Mike Ashley's Frasers Group takes £19m stake in Mulberry
Mike Ashley’s Frasers Group has bought a 12.5% stake in luxury British handbag maker Mulberry, the company has revealed.
Frasers – previously known as Sports Direct International – provided no detail on how much was paid, but based on Monday’s share price the stake is worth almost £19 million.
Ashley has been keen to grow his high street operations and turn to more upmarket products through the rolling out of his luxury fashion chain Flannels and the "elevatio" of certain House of Fraser stores to a new upscale concept called Frasers (the name has since been adopted for the entire group).
It is understood that Ashley had already been speaking to Mulberry – where a bag can cost up to £1,295 – for several months because the fashion house’s products are sold in House of Fraser stores. However sources close to Mulberry said the company was unaware of Ashley’s investment plans.

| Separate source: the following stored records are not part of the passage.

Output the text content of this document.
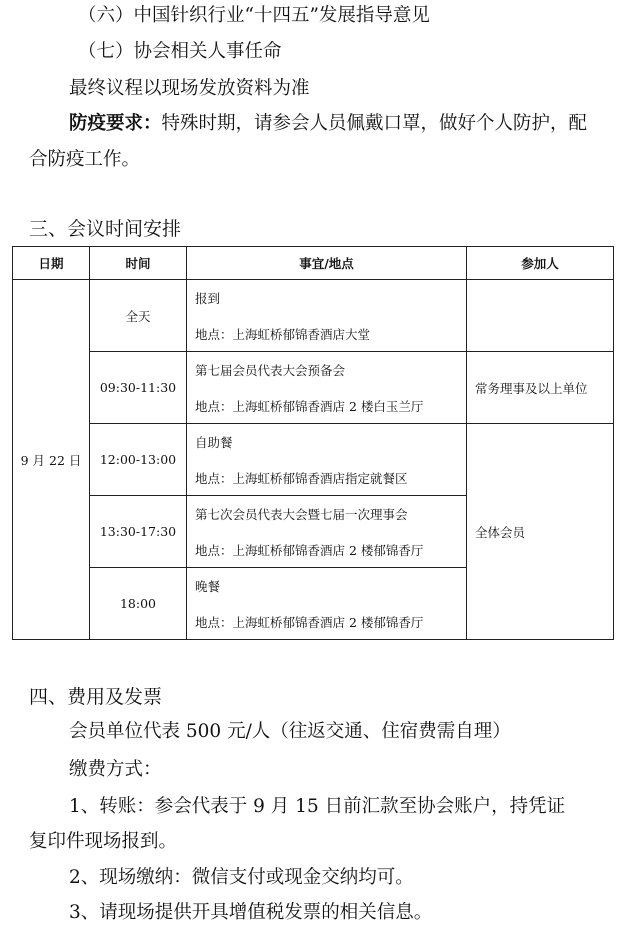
（六）中国针织行业“十四五”发展指导意见
（七）协会相关人事任命
最终议程以现场发放资料为准
防疫要求：特殊时期，请参会人员佩戴口罩，做好个人防护，配
合防疫工作。
三、会议时间安排
日期	时间	事宜/地点	参加人
9 月 22 日	全天	报到
地点：上海虹桥郁锦香酒店大堂	

	09:30-11:30	第七届会员代表大会预备会
地点：上海虹桥郁锦香酒店 2 楼白玉兰厅	常务理事及以上单位
	12:00-13:00	自助餐
地点：上海虹桥郁锦香酒店指定就餐区	全体会员
	13:30-17:30	第七次会员代表大会暨七届一次理事会
地点：上海虹桥郁锦香酒店 2 楼郁锦香厅	

	18:00	晚餐
地点：上海虹桥郁锦香酒店 2 楼郁锦香厅	
四、费用及发票
会员单位代表 500 元/人（往返交通、住宿费需自理）
缴费方式：
1、转账：参会代表于 9 月 15 日前汇款至协会账户，持凭证
复印件现场报到。
2、现场缴纳：微信支付或现金交纳均可。
3、请现场提供开具增值税发票的相关信息。
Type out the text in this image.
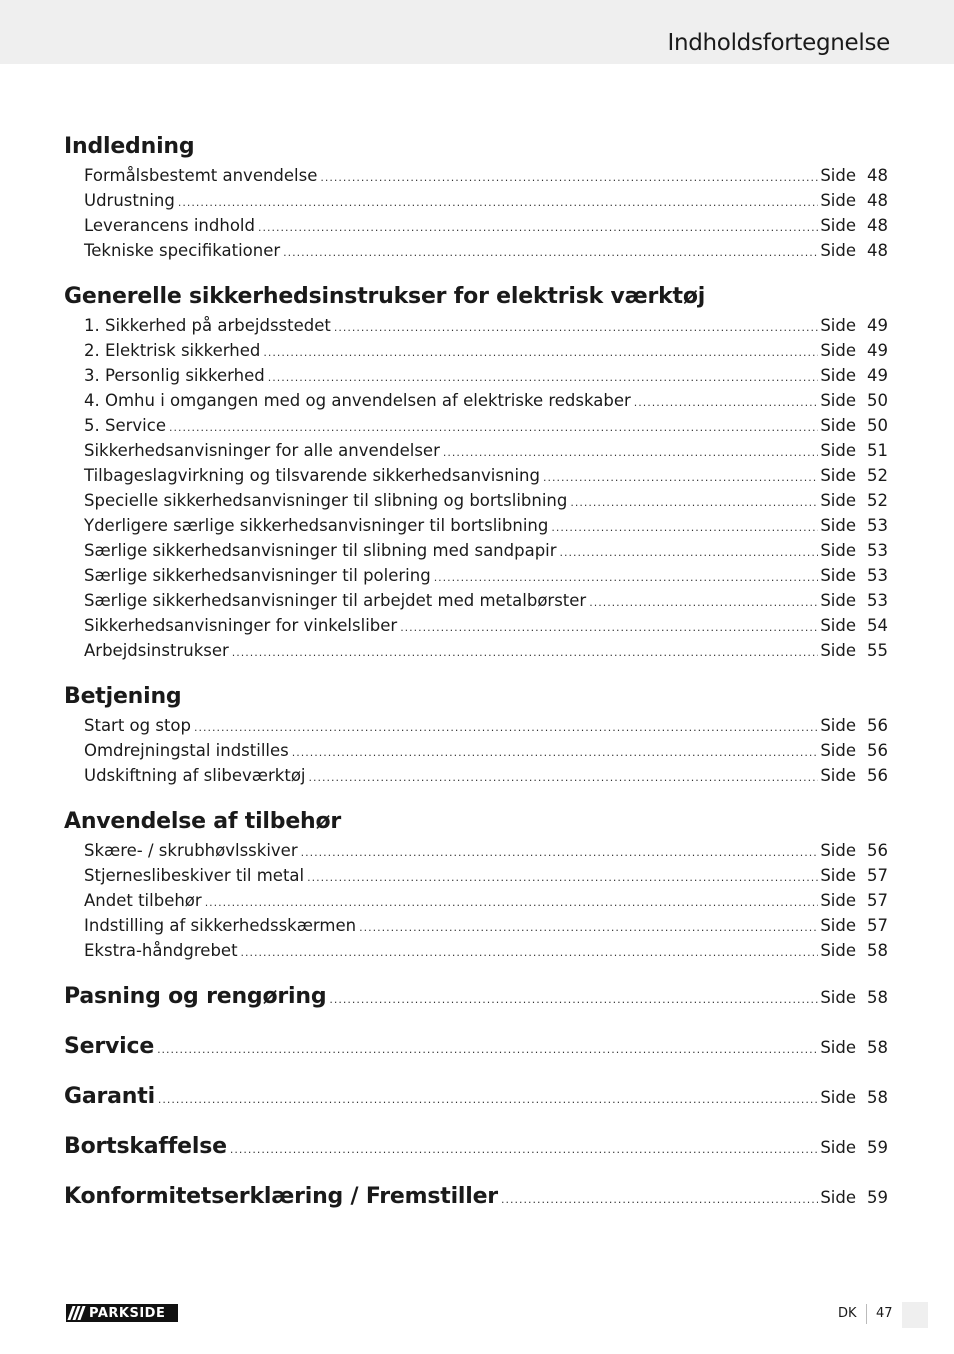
Indholdsfortegnelse
Indledning
Formålsbestemt anvendelse .....	Side 48
Udrustning .....	Side 48
Leverancens indhold .....	Side 48
Tekniske specifikationer .....	Side 48
Generelle sikkerhedsinstrukser for elektrisk værktøj
1. Sikkerhed på arbejdsstedet .....	Side 49
2. Elektrisk sikkerhed .....	Side 49
3. Personlig sikkerhed .....	Side 49
4. Omhu i omgangen med og anvendelsen af elektriske redskaber .....	Side 50
5. Service .....	Side 50
Sikkerhedsanvisninger for alle anvendelser .....	Side 51
Tilbageslagvirkning og tilsvarende sikkerhedsanvisning .....	Side 52
Specielle sikkerhedsanvisninger til slibning og bortslibning .....	Side 52
Yderligere særlige sikkerhedsanvisninger til bortslibning .....	Side 53
Særlige sikkerhedsanvisninger til slibning med sandpapir .....	Side 53
Særlige sikkerhedsanvisninger til polering .....	Side 53
Særlige sikkerhedsanvisninger til arbejdet med metalbørster .....	Side 53
Sikkerhedsanvisninger for vinkelsliber .....	Side 54
Arbejdsinstrukser .....	Side 55
Betjening
Start og stop .....	Side 56
Omdrejningstal indstilles .....	Side 56
Udskiftning af slibeværktøj .....	Side 56
Anvendelse af tilbehør
Skære- / skrubhøvlsskiver .....	Side 56
Stjerneslibeskiver til metal .....	Side 57
Andet tilbehør .....	Side 57
Indstilling af sikkerhedsskærmen .....	Side 57
Ekstra-håndgrebet .....	Side 58
Pasning og rengøring .....	Side 58
Service .....	Side 58
Garanti .....	Side 58
Bortskaffelse .....	Side 59
Konformitetserklæring / Fremstiller .....	Side 59
PARKSIDE	DK 47
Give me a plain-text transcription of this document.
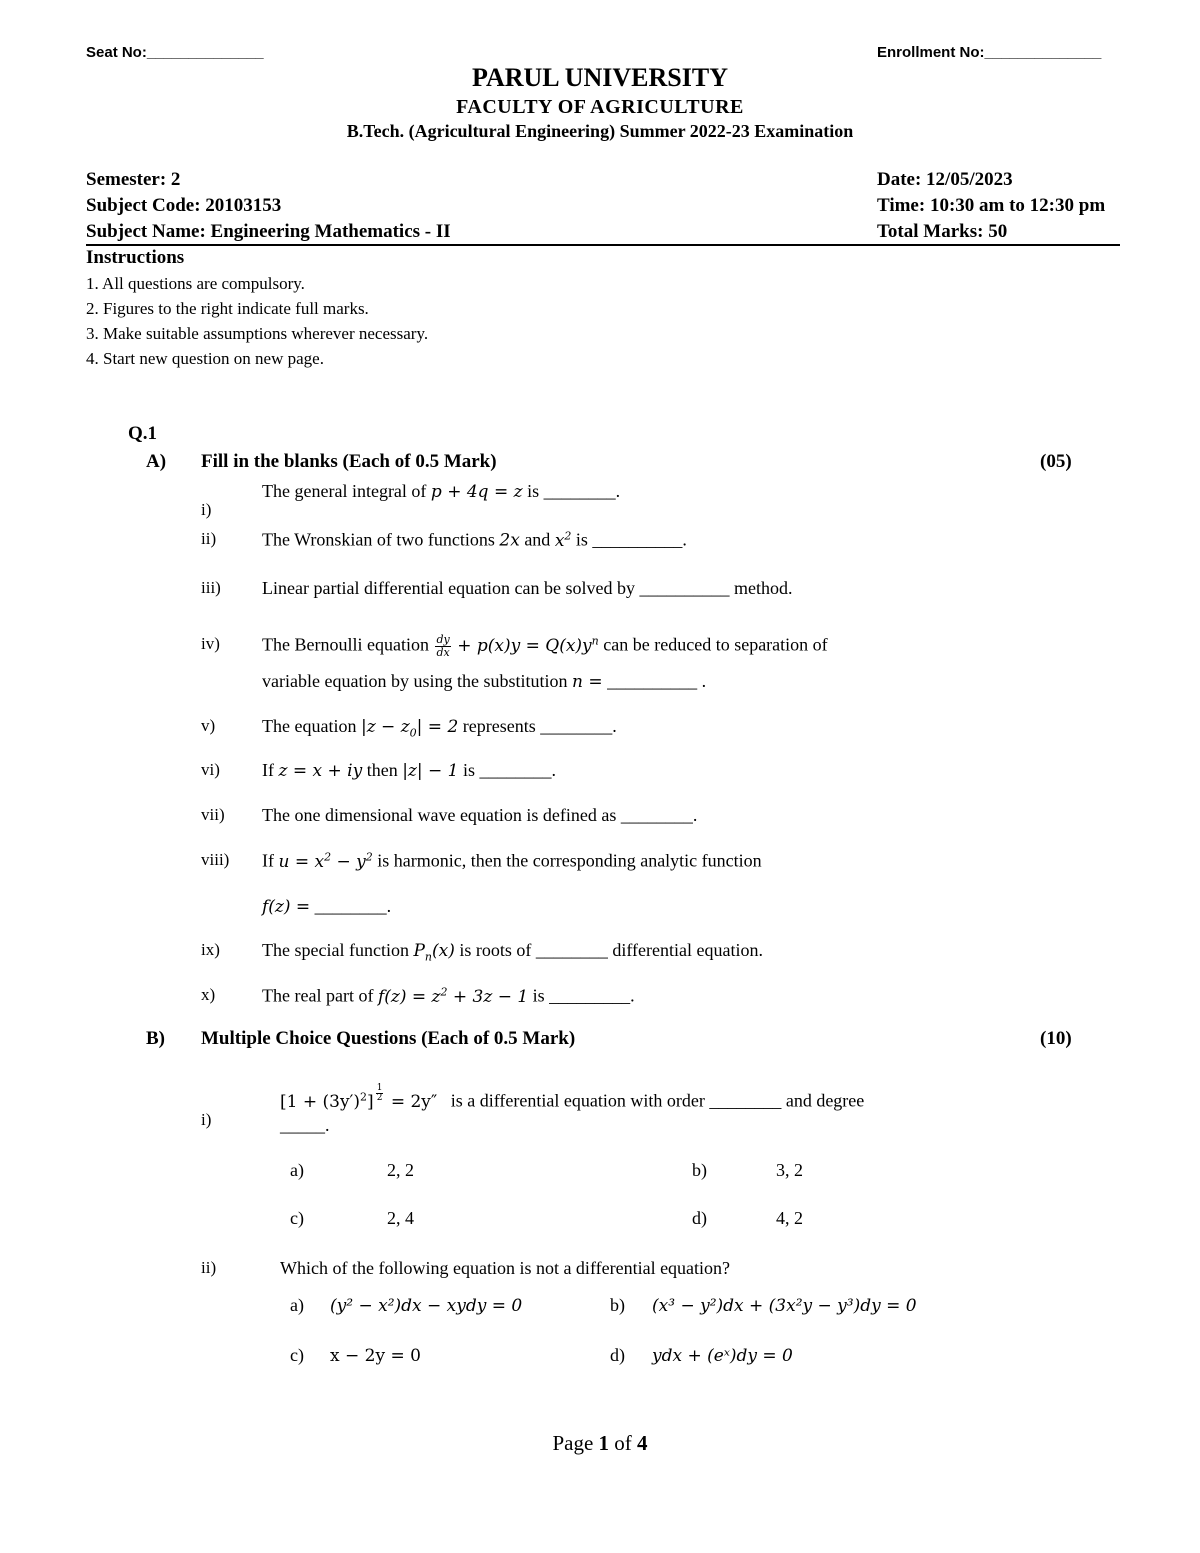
Seat No:______________	Enrollment No:______________
PARUL UNIVERSITY
FACULTY OF AGRICULTURE
B.Tech. (Agricultural Engineering) Summer 2022-23 Examination
Semester: 2
Subject Code: 20103153
Subject Name: Engineering Mathematics - II
Date: 12/05/2023
Time: 10:30 am to 12:30 pm
Total Marks: 50
Instructions
1. All questions are compulsory.
2. Figures to the right indicate full marks.
3. Make suitable assumptions wherever necessary.
4. Start new question on new page.
Q.1
A) Fill in the blanks (Each of 0.5 Mark)	(05)
i)
The general integral of p + 4q = z is ________.
ii)	The Wronskian of two functions 2x and $x^2$ is __________.
iii) Linear partial differential equation can be solved by __________ method.
iv) The Bernoulli equation $\frac{dy}{dx} + p(x)y = Q(x)y^n$ can be reduced to separation of
variable equation by using the substitution n = __________ .
v)	The equation $|z - z_0| = 2$ represents ________.
vi) If z = x + iy then |z| − 1 is ________.
vii) The one dimensional wave equation is defined as ________.
viii) If $u = x^2 - y^2$ is harmonic, then the corresponding analytic function
f(z) = ________.
ix) The special function $P_n(x)$ is roots of ________ differential equation.
x)	The real part of $f(z) = z^2 + 3z - 1$ is _________.
B) Multiple Choice Questions (Each of 0.5 Mark)	(10)
i)
$[1 + (3y')^2] \frac{1}{2} = 2y''$ is a differential equation with order ________ and degree
_____.
a)	2, 2	b)	3, 2
c)	2, 4	d)	4, 2
ii)	Which of the following equation is not a differential equation?
a) (y² − x²)dx − xydy = 0	b) (x³ − y²)dx + (3x²y − y³)dy = 0
c) x − 2y = 0	d) ydx + (eˣ)dy = 0
Page 1 of 4
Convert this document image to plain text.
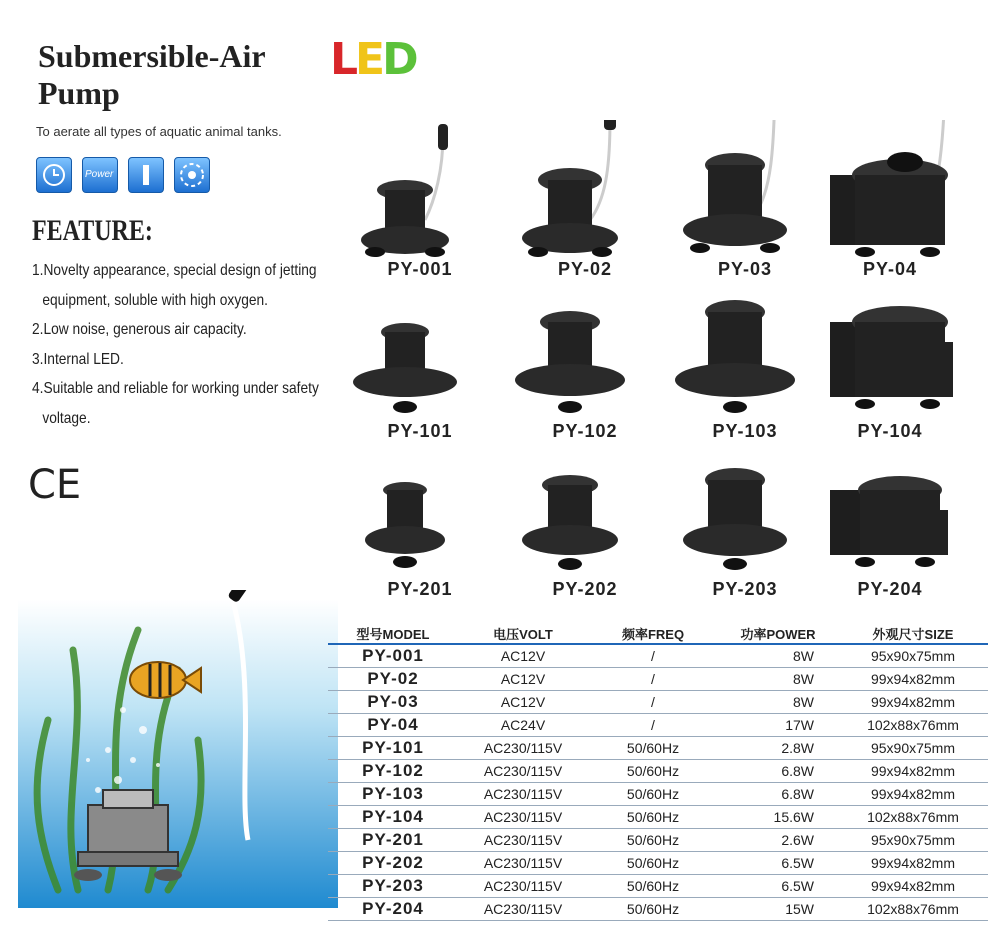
Submersible-Air
Pump
LED
To aerate all types of aquatic animal tanks.
Power
FEATURE:
1.Novelty appearance, special design of jetting
equipment, soluble with high oxygen.
2.Low noise, generous air capacity.
3.Internal LED.
4.Suitable and reliable for working under safety
voltage.
CE
PY-001	PY-02	PY-03	PY-04
PY-101	PY-102	PY-103	PY-104
PY-201	PY-202	PY-203	PY-204
型号MODEL	电压VOLT	频率FREQ	功率POWER	外观尺寸SIZE
PY-001	AC12V	/	8W	95x90x75mm
PY-02	AC12V	/	8W	99x94x82mm
PY-03	AC12V	/	8W	99x94x82mm
PY-04	AC24V	/	17W	102x88x76mm
PY-101	AC230/115V	50/60Hz	2.8W	95x90x75mm
PY-102	AC230/115V	50/60Hz	6.8W	99x94x82mm
PY-103	AC230/115V	50/60Hz	6.8W	99x94x82mm
PY-104	AC230/115V	50/60Hz	15.6W	102x88x76mm
PY-201	AC230/115V	50/60Hz	2.6W	95x90x75mm
PY-202	AC230/115V	50/60Hz	6.5W	99x94x82mm
PY-203	AC230/115V	50/60Hz	6.5W	99x94x82mm
PY-204	AC230/115V	50/60Hz	15W	102x88x76mm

In a short statement, Frasers said: “Frasers Group is pleased to announce that it has acquired a 12.5% economic interest in Mulberry Group plc. Mulberry is a global luxury brand with a rich British heritage.
“A key strategic priority for Frasers Group is the elevation of our retail proposition and building stronger relationships with premium third-party brands. Frasers Group looks forward to working more closely with Mulberry for the benefit of shareholders of both companies.”
On Friday, Hong-Kong investment group Tybourne sold its entire 11% stake in the business, which Frasers is likely to have bought in the deal – although the company would not confirm it.
Ashley has made several major investments in high street rivals in recent years, and has been battling with the Government to overhaul business rates. Investments in the past have included stakes in JD Sports, Tesco, Goals Soccer Centres, French Connection and Debenhams – but not all have led to success.
More successful have been his takeovers of Evans Cycles, Game Digital and Sofa.com.
Mulberry has been struggling financially, with bosses warning that the UK market remains tough and heavy discounting is hitting profits. In November, the company said it recorded a £9.9 million pre-tax loss for the six months to 28 September.